The graph is important because it allows us to see dependencies between operations and opportunities for concurrent execution very quickly. Dependencies are visible through the vertical links in the graph; operations in the lower part of the graph are dependent on operations farther up in the graph. Similarly, operations that sit at the same vertical level of the graph can be performed concurrently as soon as the operation they are dependent on is met. This allows for our initial two operations, calculating b squared and -4ac, to be done at the same time, as well as the addition and subtraction of b and tmp.
tmp is used as temporary storage after the square root operation so that we do not have to further synchronize the work being done. If we were to use one of our solution arrays sol1 or sol2, we would no longer be able to do the addition and subtraction that come after the square root in parallel because it would introduce a data hazard - one of the operations could potentially modify the data the other is using as an input!
Arithmetic kernels
As we said in the last section, each of the nodes in the graph represents a discrete arithmetic function that is being performed on all of the elements in the input arrays, i.e., a GPU kernel. Because of this, we need a separate kernel for each type of arithmetic function we want to perform.
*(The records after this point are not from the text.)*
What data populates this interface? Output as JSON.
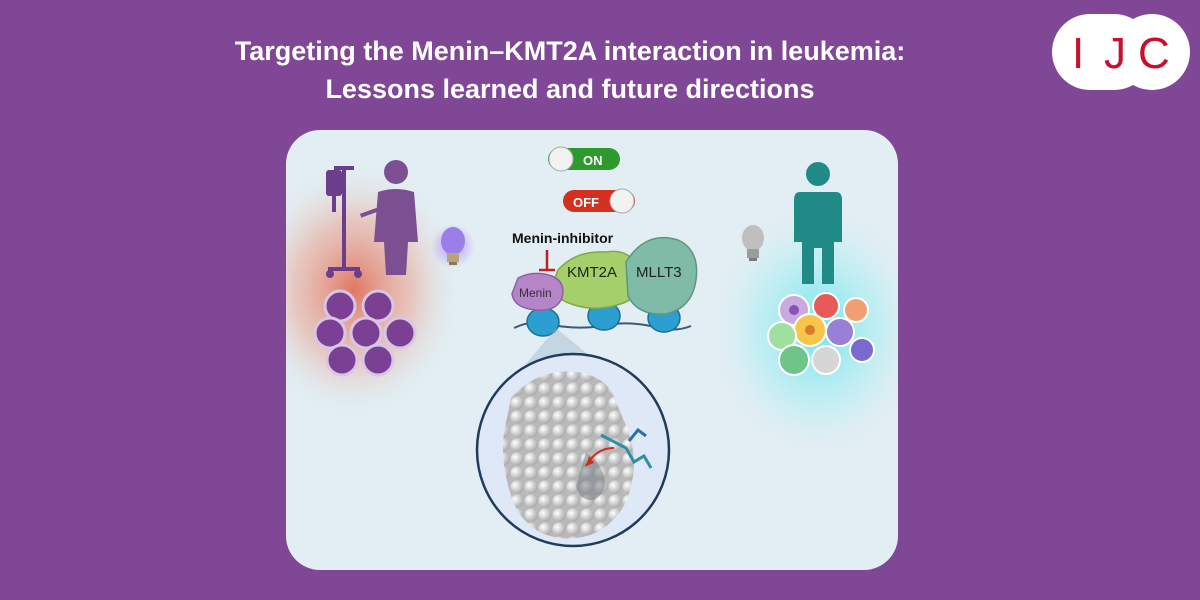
{
  "title": {
    "line1": "Targeting the Menin–KMT2A interaction in leukemia:",
    "line2": "Lessons learned and future directions"
  },
  "logo": {
    "text_i": "I",
    "text_j": "J",
    "text_c": "C",
    "brand_color": "#c8102e"
  },
  "diagram": {
    "switch_on": "ON",
    "switch_off": "OFF",
    "inhibitor_label": "Menin-inhibitor",
    "proteins": {
      "menin": "Menin",
      "kmt2a": "KMT2A",
      "mllt3": "MLLT3"
    }
  },
  "colors": {
    "background": "#7f4795",
    "panel": "#e2eef3",
    "leukemia_cell": "#7b3f94",
    "healthy_person": "#1f8a86",
    "on_switch": "#2e9a2e",
    "off_switch": "#d5301f",
    "menin": "#b685c8",
    "kmt2a": "#a4cf6a",
    "mllt3": "#7fbba7",
    "nucleosome": "#2b9fcf"
  }
}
While each of these kernels is simple, there are quite a few of them, so to keep our code organized we are going to separate the functional kernels from the program driver code by putting them in the file vector_arithmetic.cuh. Here is a look at some of the arithmetic kernels in our new file:
__global__ void elementwiseSum(float *a, float *b, float *out, int numElements) {
int id = globalIndex();
if (id < numElements)
out[id] = a[id] + b[id];
}
__global__ void elementwiseDifference(float *minuend, float *subtrahend, float *difference, int numElements) {
int id = globalIndex();
if (id < numElements)
difference[id] = minuend[id] - subtrahend[id];
}
__global__ void elementwiseSqrt(float *a, float *out, int numElements) {
int id = globalIndex();
if (id < numElements) {
if (a[id] <= 0)
out[id] = 0;
else
out[id] = sqrtf(a[id]);
}
}
As you can see, they are all very simple, thus the reason we are not discussing them in detail. Also included in this header file are the array fill and global index kernel we've seen before. You can check out the full header file in the repository folder for this tutorial.
Synchronization Using Events
Now that we've introduced the problem and the elements we are going to use to solve it, let's go about actually implementing our concurrent quadratic solver using events.
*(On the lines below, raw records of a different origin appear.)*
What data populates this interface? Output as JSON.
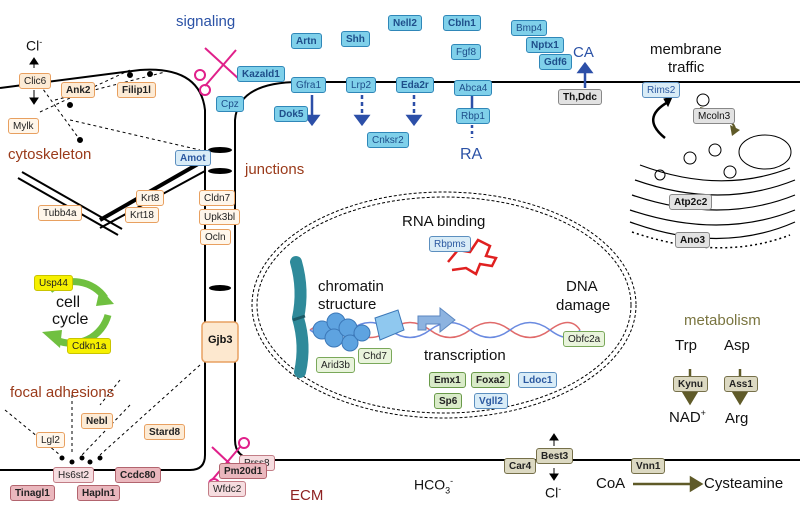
{
  "sections": {
    "signaling": "signaling",
    "membrane_traffic_1": "membrane",
    "membrane_traffic_2": "traffic",
    "cytoskeleton": "cytoskeleton",
    "junctions": "junctions",
    "rna_binding": "RNA binding",
    "chromatin_1": "chromatin",
    "chromatin_2": "structure",
    "dna_damage_1": "DNA",
    "dna_damage_2": "damage",
    "transcription": "transcription",
    "cell_cycle_1": "cell",
    "cell_cycle_2": "cycle",
    "metabolism": "metabolism",
    "focal_adhesions": "focal adhesions",
    "ecm": "ECM"
  },
  "ions": {
    "cl_top": "Cl",
    "cl_top_sup": "-",
    "ca": "CA",
    "ra": "RA",
    "hco3": "HCO",
    "hco3_sub": "3",
    "hco3_sup": "-",
    "cl_bottom": "Cl",
    "cl_bottom_sup": "-",
    "trp": "Trp",
    "asp": "Asp",
    "nad": "NAD",
    "nad_sup": "+",
    "arg": "Arg",
    "coa": "CoA",
    "cysteamine": "Cysteamine"
  },
  "genes": {
    "clic6": "Clic6",
    "ank2": "Ank2",
    "filip1l": "Filip1l",
    "mylk": "Mylk",
    "amot": "Amot",
    "krt8": "Krt8",
    "krt18": "Krt18",
    "tubb4a": "Tubb4a",
    "cldn7": "Cldn7",
    "upk3bl": "Upk3bl",
    "ocln": "Ocln",
    "usp44": "Usp44",
    "cdkn1a": "Cdkn1a",
    "gjb3": "Gjb3",
    "nebl": "Nebl",
    "lgl2": "Lgl2",
    "stard8": "Stard8",
    "hs6st2": "Hs6st2",
    "ccdc80": "Ccdc80",
    "tinagl1": "Tinagl1",
    "hapln1": "Hapln1",
    "prss8": "Prss8",
    "pm20d1": "Pm20d1",
    "wfdc2": "Wfdc2",
    "kazald1": "Kazald1",
    "cpz": "Cpz",
    "artn": "Artn",
    "shh": "Shh",
    "nell2": "Nell2",
    "cbln1": "Cbln1",
    "bmp4": "Bmp4",
    "nptx1": "Nptx1",
    "gdf6": "Gdf6",
    "fgf8": "Fgf8",
    "gfra1": "Gfra1",
    "dok5": "Dok5",
    "lrp2": "Lrp2",
    "eda2r": "Eda2r",
    "cnksr2": "Cnksr2",
    "abca4": "Abca4",
    "rbp1": "Rbp1",
    "th_ddc": "Th,Ddc",
    "rims2": "Rims2",
    "mcoln3": "Mcoln3",
    "atp2c2": "Atp2c2",
    "ano3": "Ano3",
    "rbpms": "Rbpms",
    "arid3b": "Arid3b",
    "chd7": "Chd7",
    "obfc2a": "Obfc2a",
    "emx1": "Emx1",
    "foxa2": "Foxa2",
    "ldoc1": "Ldoc1",
    "sp6": "Sp6",
    "vgll2": "Vgll2",
    "kynu": "Kynu",
    "ass1": "Ass1",
    "car4": "Car4",
    "best3": "Best3",
    "vnn1": "Vnn1"
  },
  "colors": {
    "membrane": "#000000",
    "signaling_arrow": "#2c4fa8",
    "scissors": "#e0208a",
    "rna": "#e02020",
    "chromosome": "#2f8a9a",
    "nucleosome": "#5ea3e0",
    "cell_cycle_arrow": "#70c040",
    "metabolism_arrow": "#5f5a28"
  }
}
First, let's just lay out our kernels in sequential order:
// Concurrent
elementwiseProduct<<<gridSize, BLOCK_SIZE>>>(b, b, sol1, NUM_ELEMENTS);
elementScalarProduct<<<gridSize, BLOCK_SIZE>>>(a, c, -4, sol2, NUM_ELEMENTS);
// Wait on product calculations to complete
elementwiseSum<<<gridSize, BLOCK_SIZE>>>(sol1, sol2, sol1, NUM_ELEMENTS);
elementwiseSqrt<<<gridSize, BLOCK_SIZE>>>(sol1, tmp, NUM_ELEMENTS);
// Concurrent, wait on sqrt before starting
elementwiseDifference<<<gridSize, BLOCK_SIZE>>>(b, tmp, sol1, NUM_ELEMENTS);
elementwiseSum<<<gridSize, BLOCK_SIZE>>>(b, tmp, sol2, NUM_ELEMENTS);
//Concurrent
elementwiseQuotient<<<gridSize, BLOCK_SIZE>>>(sol1, a, 0.5, sol1, NUM_ELEMENTS); // wait on last difference to complete before running
elementwiseQuotient<<<gridSize, BLOCK_SIZE>>>(sol2, a, 0.5, sol2, NUM_ELEMENTS); // wait on last sum to complete before running
You should be able to compare this to the graph above and come to the conclusion that this is in fact the same algorithm laid out by the computational graph in the first section. In addition to laying out the computation kernels, I have also added comments that point out which kernels can run concurrently and what they must wait on before executing, which you can also verify against the computational graph.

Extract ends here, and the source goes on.